Rimane, invece, in assoluto il preferito di Alberto il Riserva Lunelli, dove la vinosità, apportata dalla vinificazione in botte, lo rende autorevole, strutturato, un grande vino. Infine, Giulio Ferrari. Uno spumante autorevole, rigoroso, pieno, vero e proprio capolavoro e dalla longevità spiazzante.

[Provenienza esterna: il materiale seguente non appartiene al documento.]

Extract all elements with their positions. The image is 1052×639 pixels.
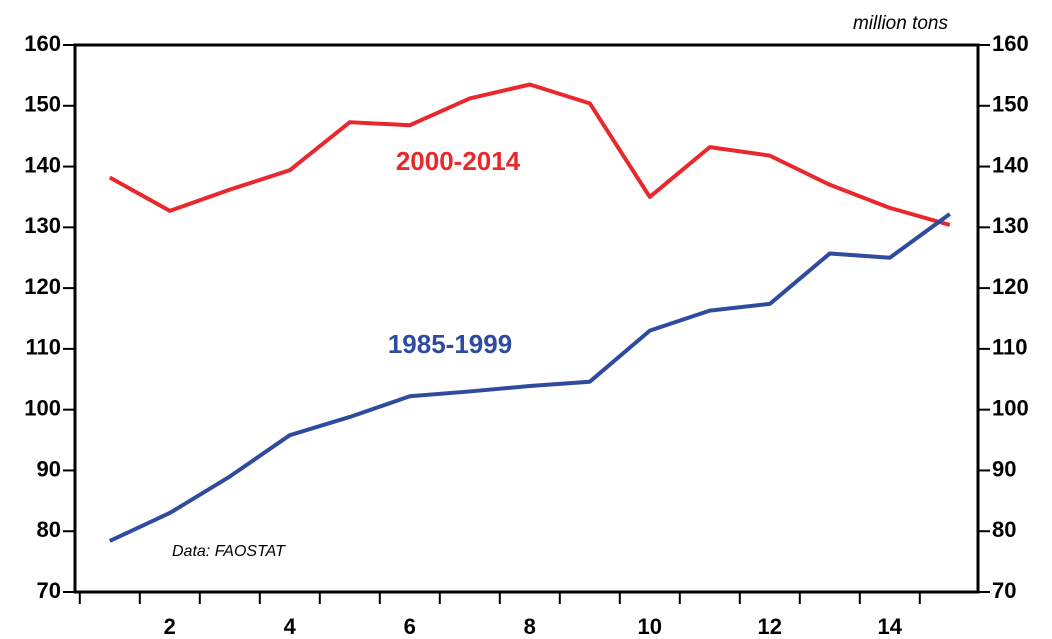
source-note: Data: FAOSTAT <box>172 543 286 560</box>
x-tick-label: 6 <box>404 614 416 639</box>
y2-tick-label: 120 <box>992 274 1029 299</box>
x-tick-label: 2 <box>164 614 176 639</box>
plot-frame <box>73 43 980 594</box>
series-label: 2000-2014 <box>396 146 521 176</box>
unit-label: million tons <box>853 13 949 34</box>
y2-tick-label: 70 <box>992 578 1016 603</box>
y-tick-label: 110 <box>26 335 62 360</box>
y-tick-label: 70 <box>37 578 61 603</box>
y2-tick-label: 80 <box>992 517 1016 542</box>
y2-tick-label: 130 <box>992 213 1029 238</box>
y2-tick-label: 90 <box>992 456 1016 481</box>
x-tick-label: 8 <box>524 614 536 639</box>
y2-tick-label: 110 <box>992 335 1028 360</box>
series-line <box>108 82 951 227</box>
y2-tick-label: 100 <box>992 395 1029 420</box>
y-tick-label: 80 <box>37 517 61 542</box>
series-label: 1985-1999 <box>388 329 512 359</box>
y2-tick-label: 140 <box>992 152 1029 177</box>
y2-tick-label: 150 <box>992 92 1029 117</box>
series-line <box>108 212 951 543</box>
x-tick-label: 10 <box>638 614 662 639</box>
y-tick-label: 160 <box>24 31 61 56</box>
y-tick-label: 130 <box>24 213 61 238</box>
y-tick-label: 150 <box>24 92 61 117</box>
y-tick-label: 140 <box>24 152 61 177</box>
x-tick-label: 12 <box>758 614 782 639</box>
y-tick-label: 90 <box>37 456 61 481</box>
y-tick-label: 120 <box>24 274 61 299</box>
y2-tick-label: 160 <box>992 31 1029 56</box>
x-tick-label: 4 <box>284 614 297 639</box>
x-tick-label: 14 <box>878 614 903 639</box>
y-tick-label: 100 <box>24 395 61 420</box>
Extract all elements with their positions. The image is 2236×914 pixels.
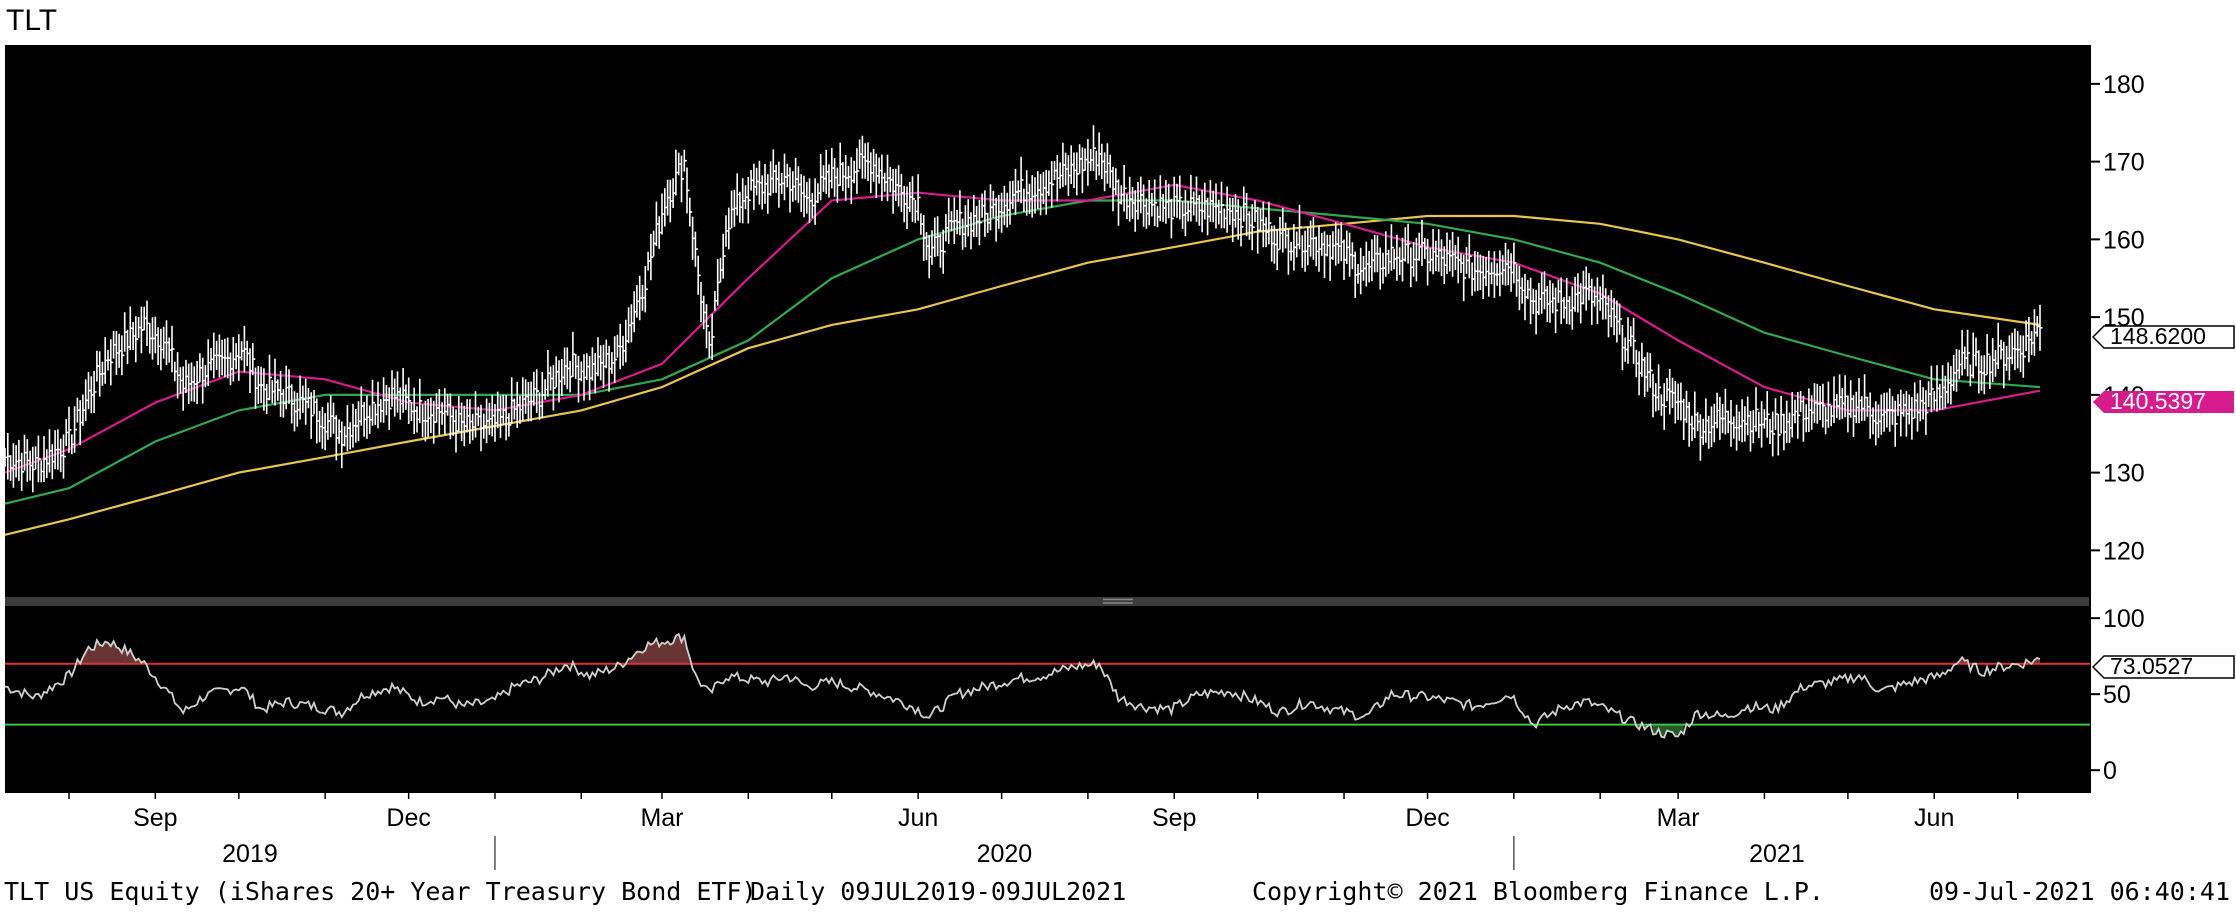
rsi-axis-tick-label: 0 [2103, 757, 2117, 785]
rsi-line [4, 632, 2041, 739]
footer-copyright: Copyright© 2021 Bloomberg Finance L.P. [1252, 877, 1824, 906]
moving-average-line-ma-long [4, 214, 2041, 536]
price-axis-tick-label: 170 [2103, 149, 2145, 177]
price-axis: 120130140150160170180 [2090, 71, 2145, 565]
rsi-panel [4, 632, 2090, 739]
month-tick-label: Sep [1152, 804, 1196, 832]
price-panel [4, 125, 2043, 536]
ma-label-box [2093, 391, 2234, 413]
footer-security: TLT US Equity (iShares 20+ Year Treasury… [4, 877, 757, 906]
month-tick-label: Mar [1657, 804, 1700, 832]
month-tick-label: Dec [386, 804, 430, 832]
price-bars [4, 125, 2043, 493]
price-axis-tick-label: 130 [2103, 460, 2145, 488]
year-label: 2021 [1749, 840, 1805, 868]
rsi-axis-tick-label: 50 [2103, 681, 2131, 709]
time-axis: Sep Dec Mar Jun Sep Dec Mar Jun 2019 2020 2021 [68, 793, 2019, 870]
page-title: TLT [6, 4, 58, 37]
month-tick-label: Mar [640, 804, 683, 832]
last-price-label: 148.6200 [2110, 323, 2206, 349]
month-tick-label: Jun [898, 804, 938, 832]
rsi-band-shade [77, 640, 145, 664]
price-axis-tick-label: 120 [2103, 537, 2145, 565]
price-axis-tick-label: 180 [2103, 71, 2145, 99]
rsi-axis-tick-label: 100 [2103, 605, 2145, 633]
year-label: 2020 [977, 840, 1033, 868]
chart-background [5, 45, 2090, 793]
month-tick-label: Dec [1405, 804, 1449, 832]
footer-timestamp: 09-Jul-2021 06:40:41 [1929, 877, 2230, 906]
ma-value-label: 140.5397 [2110, 388, 2206, 414]
rsi-value-label: 73.0527 [2110, 653, 2193, 679]
panel-divider[interactable] [5, 597, 2090, 606]
rsi-axis: 0 50 100 [2090, 605, 2145, 785]
year-label: 2019 [222, 840, 278, 868]
month-tick-label: Jun [1914, 804, 1954, 832]
last-price-label-box [2091, 325, 2235, 349]
price-axis-tick-label: 160 [2103, 226, 2145, 254]
month-tick-label: Sep [133, 804, 177, 832]
rsi-label-box [2091, 655, 2235, 679]
footer-range: Daily 09JUL2019-09JUL2021 [750, 877, 1126, 906]
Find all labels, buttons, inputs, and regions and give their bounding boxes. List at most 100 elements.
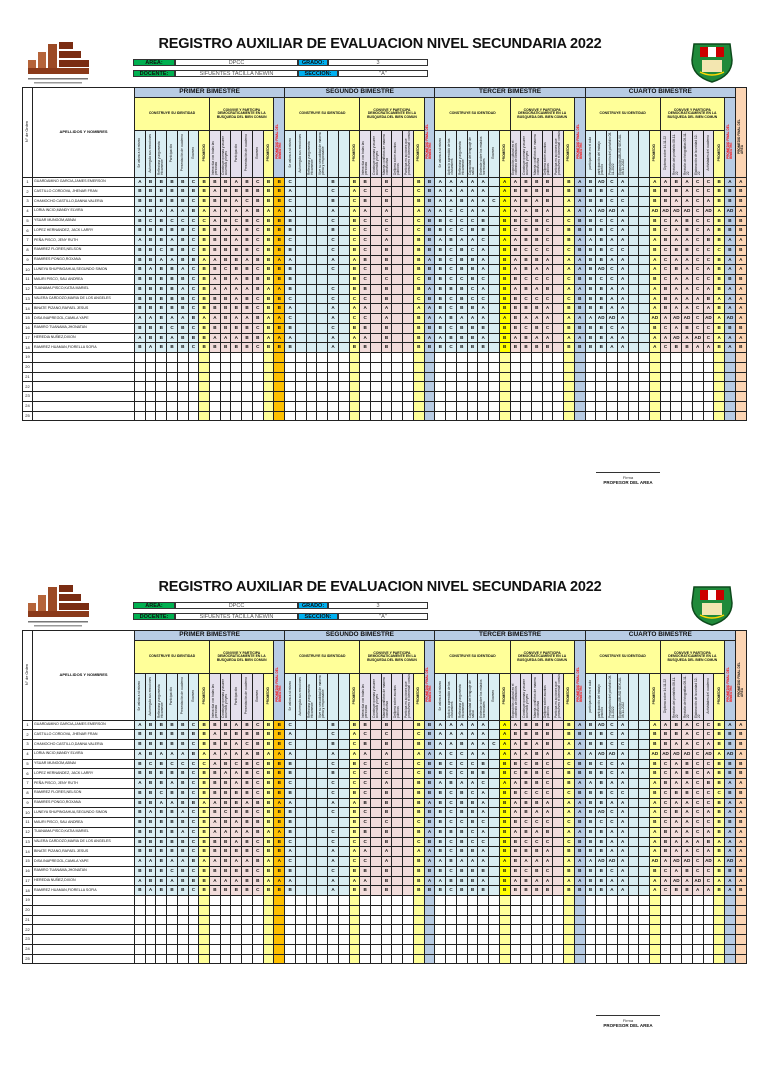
criterion-header: Capacidad del lenguaje de salud <box>466 130 479 178</box>
grade-cell: A <box>734 205 747 217</box>
grade-cell: C <box>509 225 522 237</box>
grade-cell <box>305 904 318 916</box>
grade-cell: C <box>713 244 725 256</box>
grade-cell <box>488 856 500 867</box>
grade-cell: B <box>584 826 597 838</box>
header-row-criteria: Se valora a sí mismo Autorregula sus emoc… <box>23 673 747 721</box>
criterion-header <box>638 673 650 721</box>
grade-cell: B <box>455 826 468 838</box>
grade-cell: A <box>616 254 629 266</box>
grade-cell <box>166 914 178 926</box>
grade-cell <box>691 410 704 422</box>
grade-cell <box>412 361 425 373</box>
grade-cell: B <box>209 768 221 780</box>
grade-cell <box>412 934 425 945</box>
promedio-header: PROMEDIO <box>498 130 511 178</box>
grade-cell <box>584 895 597 906</box>
grade-cell: C <box>251 244 264 256</box>
grade-cell: B <box>209 836 221 848</box>
grade-cell: A <box>724 719 736 731</box>
grade-cell <box>412 400 425 412</box>
grade-cell: C <box>251 787 264 799</box>
grade-cell <box>702 904 715 916</box>
grade-cell: A <box>230 826 243 838</box>
grade-cell: B <box>209 322 221 334</box>
grade-cell: B <box>380 797 393 809</box>
grade-cell: A <box>509 235 522 246</box>
grade-cell: B <box>573 303 586 315</box>
grade-cell <box>370 943 382 955</box>
grade-cell: B <box>530 729 543 741</box>
grade-cell: B <box>284 342 296 354</box>
grade-cell: B <box>713 215 725 227</box>
grade-cell: B <box>498 885 511 897</box>
grade-cell <box>659 391 672 402</box>
grade-cell: B <box>445 778 457 789</box>
grade-cell <box>552 748 565 760</box>
student-row: 15 DISA INAPREGOL,CAMILA YAPE A A B A A B A A B A A B… <box>22 313 747 324</box>
grade-cell: AD <box>670 748 683 760</box>
grade-cell: C <box>606 787 618 799</box>
grade-cell: A <box>670 293 683 305</box>
grade-cell: B <box>273 729 286 741</box>
grade-cell: B <box>466 875 479 887</box>
grade-cell <box>391 787 404 799</box>
grade-cell: B <box>670 885 683 897</box>
grade-cell <box>262 904 275 916</box>
grade-cell: B <box>219 739 232 750</box>
grade-cell <box>305 729 318 741</box>
grade-cell <box>627 381 640 393</box>
grade-cell <box>359 934 372 945</box>
grade-cell <box>337 400 350 412</box>
grade-cell: A <box>219 826 232 838</box>
grade-cell <box>488 719 500 731</box>
student-row: 14 BINATE PIZANO,RAFAEL JESUS B B B B B C B B B B B C… <box>22 846 747 858</box>
criterion-label: Examen <box>255 147 260 159</box>
grade-cell <box>509 381 522 393</box>
grade-cell: B <box>509 186 522 198</box>
grade-cell: A <box>327 875 339 887</box>
grade-cell <box>327 361 339 373</box>
grade-cell <box>305 719 318 731</box>
grade-cell <box>477 924 490 936</box>
grade-cell <box>305 254 318 266</box>
grade-cell: C <box>251 303 264 315</box>
grade-cell: A <box>616 768 629 780</box>
grade-cell <box>327 391 339 402</box>
grade-cell: B <box>166 807 178 819</box>
grade-cell: B <box>670 264 683 276</box>
grade-cell <box>284 361 296 373</box>
grade-cell: B <box>187 748 200 760</box>
grade-cell: A <box>176 856 189 867</box>
grade-cell: C <box>327 283 339 295</box>
grade-cell <box>134 934 146 945</box>
grade-cell <box>370 924 382 936</box>
grade-cell: A <box>681 797 693 809</box>
grade-cell: B <box>284 826 296 838</box>
grade-cell: B <box>595 778 608 789</box>
grade-cell: A <box>412 748 425 760</box>
grade-cell <box>284 352 296 363</box>
grade-cell: B <box>198 729 211 741</box>
grade-cell: A <box>412 846 425 858</box>
grade-cell: B <box>380 322 393 334</box>
grade-cell: C <box>606 186 618 198</box>
grade-cell <box>498 410 511 422</box>
grade-cell <box>488 186 500 198</box>
grade-cell: A <box>134 313 146 324</box>
grade-cell: B <box>659 293 672 305</box>
grade-cell: A <box>541 254 554 266</box>
grade-cell: B <box>155 836 168 848</box>
grade-cell: B <box>412 739 425 750</box>
grade-cell <box>702 352 715 363</box>
grade-cell <box>552 235 565 246</box>
grade-cell: A <box>724 875 736 887</box>
grade-cell: C <box>530 293 543 305</box>
grade-cell: A <box>434 856 447 867</box>
grade-cell <box>498 391 511 402</box>
grade-cell <box>294 332 307 344</box>
row-number: 24 <box>22 400 33 412</box>
grade-cell: C <box>477 836 490 848</box>
grade-cell: B <box>273 244 286 256</box>
grade-cell <box>552 391 565 402</box>
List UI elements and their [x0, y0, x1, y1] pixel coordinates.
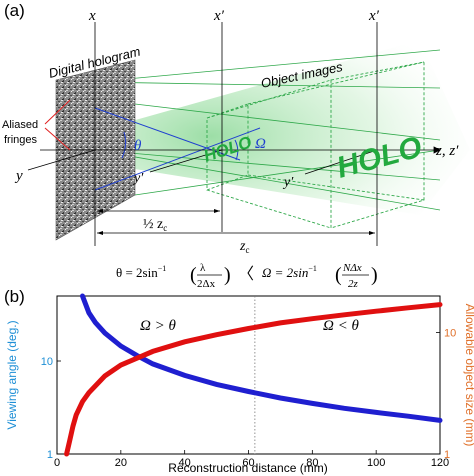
x-tick-label: 100 — [367, 457, 385, 469]
x-tick-label: 80 — [306, 457, 318, 469]
region-left-label: Ω > θ — [140, 318, 176, 334]
x-tick-label: 60 — [242, 457, 254, 469]
formula-lhs-num: λ — [200, 262, 206, 274]
formula-lhs: θ = 2sin−1 — [116, 264, 166, 280]
axis-z-label: z, z′ — [435, 143, 459, 159]
formula-rhs-den: 2z — [348, 278, 359, 290]
axis-y-prime-label-2: y′ — [282, 175, 294, 190]
left-tick-label: 1 — [47, 449, 53, 461]
x-tick-label: 120 — [431, 457, 449, 469]
formula-lhs-den: 2Δx — [197, 278, 216, 290]
formula-lhs-paren-open: ( — [190, 264, 197, 286]
viewing-angle-series — [80, 293, 443, 423]
axis-x-prime-label: x′ — [213, 8, 225, 24]
axis-x-label: x — [88, 8, 96, 24]
theta-label: θ — [134, 138, 142, 154]
axes-panel-a — [27, 22, 441, 246]
region-right-label: Ω < θ — [323, 318, 359, 334]
omega-label: Ω — [255, 136, 266, 152]
right-ticks: 1 10 — [436, 328, 456, 461]
axis-x-prime-label-2: x′ — [368, 8, 380, 24]
formula-relation: 〈 — [238, 266, 254, 283]
object-size-series — [64, 302, 443, 457]
formula-rhs-paren-close: ) — [371, 264, 378, 286]
y-axis-label-right: Allowable object size (mm) — [463, 304, 474, 447]
right-tick-label: 10 — [444, 328, 456, 340]
formula: θ = 2sin−1 ( λ 2Δx ) 〈 Ω = 2sin−1 ( NΔx … — [116, 262, 378, 290]
dimension-arrowheads — [97, 209, 375, 235]
axis-y-label: y — [14, 168, 23, 184]
dim-half-zc: ½ zc — [143, 217, 167, 233]
y-axis-label-left: Viewing angle (deg.) — [5, 320, 19, 429]
formula-lhs-paren-close: ) — [224, 264, 231, 286]
panel-a: (a) — [2, 1, 470, 255]
x-axis-label: Reconstruction distance (mm) — [168, 461, 327, 475]
plot-frame — [56, 295, 441, 455]
aliased-fringes-arrows — [44, 99, 71, 151]
right-tick-label: 1 — [444, 449, 450, 461]
green-rays — [94, 49, 441, 211]
formula-rhs-paren-open: ( — [335, 264, 342, 286]
x-tick-label: 40 — [179, 457, 191, 469]
formula-rhs: Ω = 2sin−1 — [262, 264, 317, 280]
left-tick-label: 10 — [41, 356, 53, 368]
x-tick-label: 0 — [54, 457, 60, 469]
formula-rhs-num: NΔx — [342, 262, 362, 274]
dim-zc: zc — [239, 239, 249, 255]
panel-b-label: (b) — [4, 287, 25, 306]
panel-a-label: (a) — [4, 1, 25, 20]
left-ticks: 1 10 — [41, 356, 61, 461]
x-ticks: 0 20 40 60 80 100 120 — [54, 450, 449, 469]
light-beam — [100, 40, 470, 215]
axis-y-prime-label: y′ — [132, 171, 144, 186]
aliased-label-1: Aliased — [2, 119, 38, 131]
x-tick-label: 20 — [115, 457, 127, 469]
object-image-boxes — [206, 61, 425, 229]
panel-b: (b) 0 20 40 60 80 100 120 110 110 Ω > θ Ω < θ … — [4, 287, 474, 475]
aliased-label-2: fringes — [4, 134, 38, 146]
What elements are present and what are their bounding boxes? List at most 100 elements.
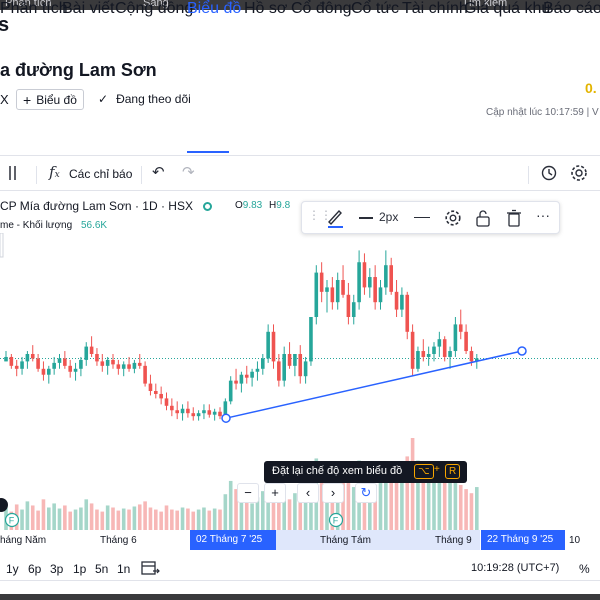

Questi, gli assaggi migliori della nostra visita:

MAXIMUM Blanc de Blancs

Prima annata in produzione: 1991.
Chardonnay 100%, oltre 30 mesi sui lieviti.
Perfezione stilistica da applausi. Intenso e raffinato, dalla trama olfattiva luminosa, raffinata, incisiva e pervasa da una mineralità sottile che si miscela alle note di nocciola, yozu, ananas, fiori e pan brioche. Per una bocca anch’essa splendente, fresca, ampia, asciutta, fresca e agrumata. Magistrale l’integrazione del legno, il sorso rimane dinamico, trasparente e succoso, generoso ma mai opulento, o materico. Un piccolo capolavoro, a tavola e ovunque. Senz’altro, per tutti.

Perlé Bianco 2013

Prima annata in produzione: 2006.
Chardonnay 100%, almeno 7 anni sui lieviti.
Un tono evolutivo sofisticato e invitante, nelle sue note suadenti di burro fresco, cenere, grafite, agrumi, pesca bianca, nocciola, caramella mou. Sfuma poi, con l’evoluzione, su note iodate e gessose, ad anticipare un sorso ampio e prorompente, dalla spiccata ossatura salmastra-minerale e con una struttura che non ne soffoca i ricami bensì li amplifica, li distende. Un vino di grande complessità, al suo perfetto punto di evoluzione e dall’impianto gustativo appagante ma anche teso e dissetante, impeccabile di dolcezza fruttata e dall’impeto salino, vibrante. Gustoso e saldo anche in chiusura, nonché di infinita persistenza.

FERRARI Perlé Zero10

Primo assemblaggio prodotto: base 2010.
Chardonnay 100%, almeno 6 anni sui lieviti. Assemblaggio di annate: 2006, 2008, 2009 e 2010 – Sboccatura 2017.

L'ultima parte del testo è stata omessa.